Being a bit of a self-confessed geek I instantly thought that this great idea could be made digital, especially as I rarely teach in the same classroom in succession.

So 2 + 2 equaled using Padlet to create the sane thing in a portable, sharable version.

So today I tried it out with my Y11 session, I created a simple wall with some instructions on it for the students to follow.  Shared this via Edmodo so they all had a link to it and so it could be accessed anytime.

The outcome was really positive, I displayed my iPad screen on to the projector and as students accessed the wall and added their points it quickly grew to a whole page of thoughts and ideas that in turn led to some really good discussion.
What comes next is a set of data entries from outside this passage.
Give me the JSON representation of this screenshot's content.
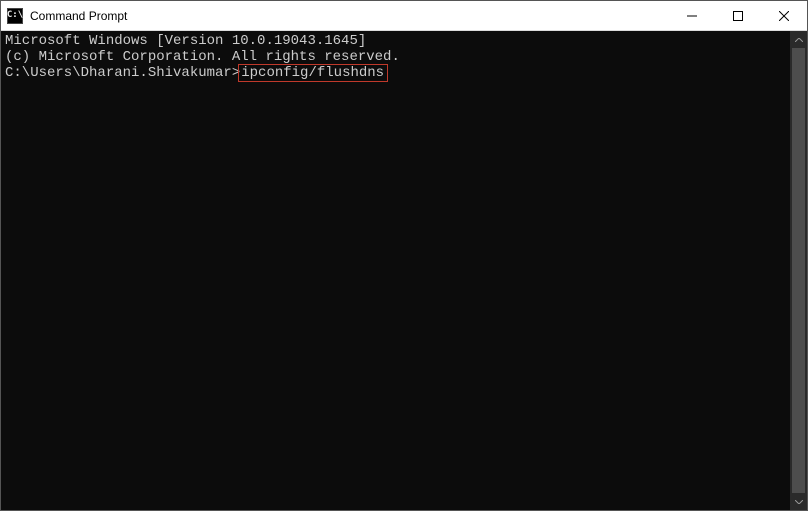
{
  "titlebar": {
    "icon_text": "C:\\",
    "title": "Command Prompt"
  },
  "terminal": {
    "line1": "Microsoft Windows [Version 10.0.19043.1645]",
    "line2": "(c) Microsoft Corporation. All rights reserved.",
    "blank": "",
    "prompt": "C:\\Users\\Dharani.Shivakumar>",
    "command": "ipconfig/flushdns"
  },
  "colors": {
    "terminal_bg": "#0c0c0c",
    "terminal_fg": "#cccccc",
    "highlight_border": "#c0392b"
  }
}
The idea now is to refer back to this as we move through the topic to check our learning and to track our progress.  The students can also use it as a revision tool as the wall builds.

Other uses that I plan are for using as a ‘stuck’ board, students to post questions on if they are finding a topic difficult.  Anyone in the group can then post an answer to their question.  This concept being based on an idea from @MissJLud

Setting up a wall is really easy.  Sign up for an account and then add a new wall.  you can add a title and description by selecting the settings tool on the right.  You can change the background to the wall and then you are away.  In the settings tab there is a link option where you can get the URL address for the wall which can then be shared however you see fit.  Personally i use Edmodo as it is how we share other work in my groups but twitter or simple email will work just as well.  To add a post, students just double-click anywhere on the wall.  They need to add their name and a subject, then their text.  There are also options to add links to the internet or files from your own system.  The other great thing about it is that it does work really well on different platforms.  Students today used iPhones, iPads and Android devices to contribute.